Baryon resonance spectroscopy in a unitary isobar model

In an effort to analyze the baryon spectrum in low and medium energies a unitary isobar model (UIM) is proposed. To build the proposed model, we first exhibit the full complex structure of the meson-baryon reaction amplitude in coupled channels approach. By doing so, the reaction amplitude is expressed in a form that may be viewed as the generalization of the well-known Watson's theorem in photoproduction. Furthermore, the reaction amplitude is decomposed into the so-called pole and non-pole parts, corresponding basically to the resonant and background contributions. This allowed us to construct a UIM in which unitarity is maintained automatically.

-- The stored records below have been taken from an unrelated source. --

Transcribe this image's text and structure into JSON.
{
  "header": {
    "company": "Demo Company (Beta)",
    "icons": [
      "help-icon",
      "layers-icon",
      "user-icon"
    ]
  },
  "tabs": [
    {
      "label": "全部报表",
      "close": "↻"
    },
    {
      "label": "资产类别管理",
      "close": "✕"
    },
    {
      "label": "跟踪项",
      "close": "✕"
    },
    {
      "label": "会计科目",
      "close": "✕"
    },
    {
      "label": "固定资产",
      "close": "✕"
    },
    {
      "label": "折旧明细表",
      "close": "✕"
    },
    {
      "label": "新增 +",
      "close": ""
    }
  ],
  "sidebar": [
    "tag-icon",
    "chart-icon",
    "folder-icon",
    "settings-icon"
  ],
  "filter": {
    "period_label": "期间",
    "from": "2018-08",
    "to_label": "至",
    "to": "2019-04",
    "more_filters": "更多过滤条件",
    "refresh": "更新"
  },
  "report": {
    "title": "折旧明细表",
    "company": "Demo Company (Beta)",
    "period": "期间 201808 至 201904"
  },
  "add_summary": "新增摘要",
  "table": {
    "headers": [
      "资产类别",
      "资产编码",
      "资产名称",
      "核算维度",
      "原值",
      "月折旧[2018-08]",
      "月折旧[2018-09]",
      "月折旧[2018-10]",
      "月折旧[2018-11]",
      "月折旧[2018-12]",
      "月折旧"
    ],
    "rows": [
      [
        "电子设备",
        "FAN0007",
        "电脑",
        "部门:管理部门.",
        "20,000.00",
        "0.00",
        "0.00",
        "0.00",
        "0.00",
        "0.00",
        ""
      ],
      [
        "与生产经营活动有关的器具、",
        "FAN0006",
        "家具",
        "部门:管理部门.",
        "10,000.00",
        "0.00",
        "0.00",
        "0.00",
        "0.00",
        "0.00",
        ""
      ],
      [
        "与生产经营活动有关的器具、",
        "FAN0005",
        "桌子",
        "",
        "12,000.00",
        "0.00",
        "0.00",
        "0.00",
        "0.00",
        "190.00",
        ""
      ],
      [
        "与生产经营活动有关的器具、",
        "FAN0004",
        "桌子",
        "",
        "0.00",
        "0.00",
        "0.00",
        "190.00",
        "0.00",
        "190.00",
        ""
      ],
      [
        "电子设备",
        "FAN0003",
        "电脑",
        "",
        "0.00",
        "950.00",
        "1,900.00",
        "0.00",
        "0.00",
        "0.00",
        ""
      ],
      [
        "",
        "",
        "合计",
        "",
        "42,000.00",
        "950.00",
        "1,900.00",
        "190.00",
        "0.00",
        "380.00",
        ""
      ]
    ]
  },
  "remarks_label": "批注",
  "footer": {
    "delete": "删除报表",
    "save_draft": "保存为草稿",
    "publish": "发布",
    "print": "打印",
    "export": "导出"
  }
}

As the first application of the proposed UIM, we performed simultaneous analyses of the reactions $\pi N \rightarrow \pi N$, $\pi N \rightarrow \eta N$, $\pi N \rightarrow \omega N$, and $\gamma N \rightarrow \omega N$. In total our model required 8 isospin $T = 1/2$ and 4 isospin $T = 3/2$ resonances to describe the $\pi N$ elastic scattering. We found a significant contribution from $N(1520)\frac{3}{2}^-$, $N(1700)\frac{3}{2}^-$, and $N(1680)\frac{5}{2}^+$ to both pion and photon-induced $\omega$ production. Besides those 3 resonances we saw a large contribution from $N(1675)\frac{5}{2}^-$ in $\gamma N \rightarrow \omega N$ reaction. In $\pi N \rightarrow \eta N$ reaction apart from the well known dominant contribution of the $N(1535)\frac{1}{2}^-$ for low energies, we also found a significant contribution of the $N(1680)\frac{5}{2}^+$.